Posted By: Pavan Muzumdar
Posted: 6/25/2010
A couple of weeks ago in the Wall Street Journal there was a spirited debate about the impact of the Internet on human learning, education, and smarts. On the one hand, Nicholas Carr, the author of The Shallows, says that the constant distraction, emailing, tweeting, facebooking, googling, and browsing in general is taking away depth of thought from our activities. We are becoming superficial reactive entities incapable of insightful, comprehensive, and comprehending thought, he claims.
Clay Shirky, the author of Cognitive Surplus:… on the other hand says all this thought is rubbish. The access, he says, to all this information can only make us smarter. Sure, the ability to belt out a blog quickly and post it on the Internet leads to increasing amounts of mediocrity, but that doesn't mean that there aren't also more works of higher quality and more insight simply because of the access to ever-increasing information.
I tend to agree… with both of them.
Not long ago I found myself becoming a point and click junkie without paying deep attention to any one particular thing. The constant emails coming in and my relentless pursuit of keeping a clean inbox meant that I kept going back to it, switching between tasks and not really getting anything done. Then one day I stumbled upon a change that has made my life a lot easier.
During a switchover to a new laptop, I also decided to change email programs. It so happened that because of some network configuration quirk, every time this program checked for new mail every five minutes or so, the way I had initially set it up, my computer would lock up and I wouldn't be able to do anything. This drove me nuts enough to set up the program to stop automatically downloading email. What happened next was interesting.
Not only did the lock-ups stop because I was controlling when email was being downloaded, but I noticed that I was focusing more on work that I was doing and getting things done more and generally feeling less distracted. I figured out what the problem was with the lock-ups, but I left the mail download setting the same way. Now I check my email when I am ready and not when the computer wants to give it to me!
But on the other hand I find myself a lot smarter because of the immediate access to information that the 'Net gives me. The other day, I was talking to a student who had an idea for a product that he was thinking of. It was an add-on accessory for the iPhone. He had obviously given it some thought and it seemed like a useful product.

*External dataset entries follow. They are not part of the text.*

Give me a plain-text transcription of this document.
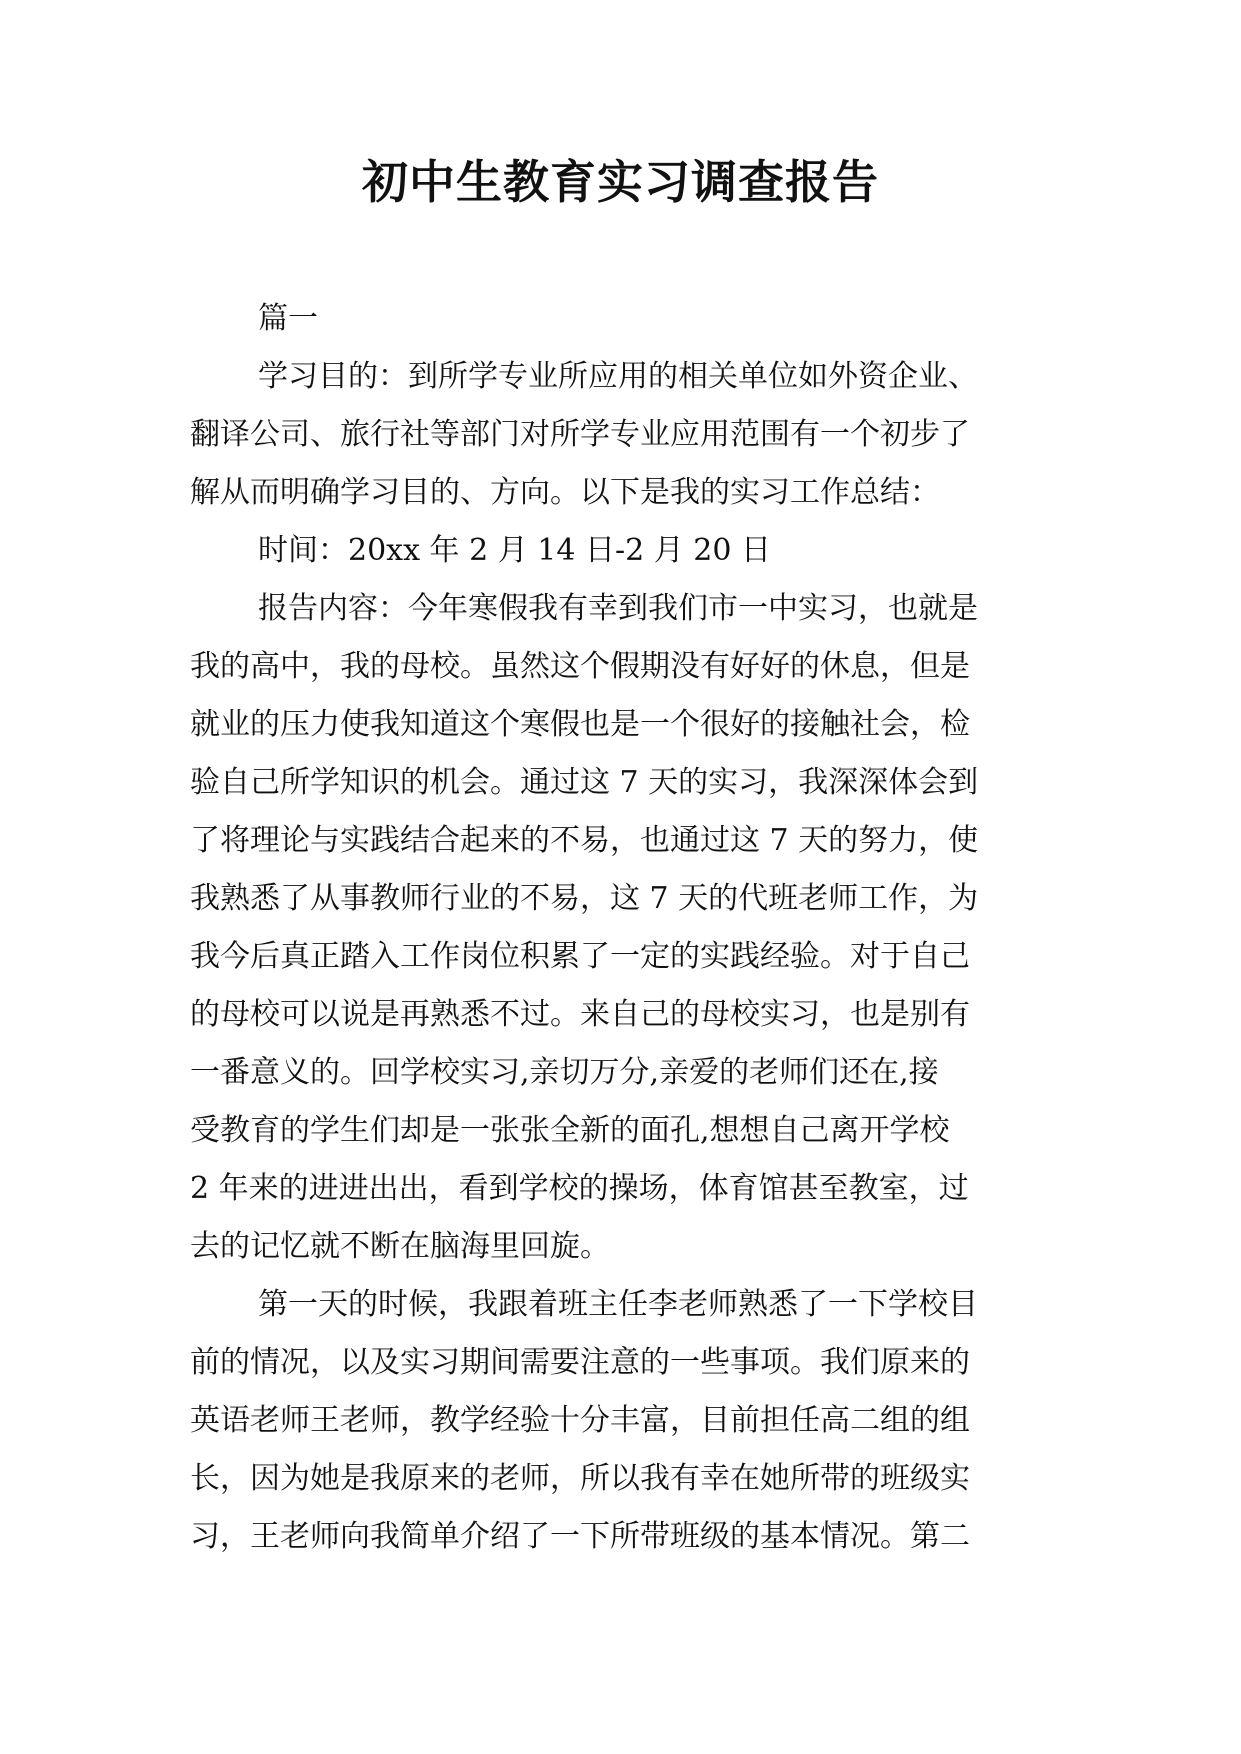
初中生教育实习调查报告
篇一
学习目的：到所学专业所应用的相关单位如外资企业、
翻译公司、旅行社等部门对所学专业应用范围有一个初步了
解从而明确学习目的、方向。以下是我的实习工作总结：
时间：20xx 年 2 月 14 日-2 月 20 日
报告内容：今年寒假我有幸到我们市一中实习，也就是
我的高中，我的母校。虽然这个假期没有好好的休息，但是
就业的压力使我知道这个寒假也是一个很好的接触社会，检
验自己所学知识的机会。通过这 7 天的实习，我深深体会到
了将理论与实践结合起来的不易，也通过这 7 天的努力，使
我熟悉了从事教师行业的不易，这 7 天的代班老师工作，为
我今后真正踏入工作岗位积累了一定的实践经验。对于自己
的母校可以说是再熟悉不过。来自己的母校实习，也是别有
一番意义的。回学校实习,亲切万分,亲爱的老师们还在,接
受教育的学生们却是一张张全新的面孔,想想自己离开学校
2 年来的进进出出，看到学校的操场，体育馆甚至教室，过
去的记忆就不断在脑海里回旋。
第一天的时候，我跟着班主任李老师熟悉了一下学校目
前的情况，以及实习期间需要注意的一些事项。我们原来的
英语老师王老师，教学经验十分丰富，目前担任高二组的组
长，因为她是我原来的老师，所以我有幸在她所带的班级实
习，王老师向我简单介绍了一下所带班级的基本情况。第二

A quick Google search revealed that not only was this product available for purchase, but there were a couple of manufacturers making it. We were not only able to validate that he had a good idea, but at what price point it could be sold. Of course it probably didn't make sense to try to make it 'til he had the checked out the competition. A little bit of a disappointment, but also what a confidence booster! More importantly, we found this out in a matter of seconds. A few years ago, this could have been an expensive marketing study.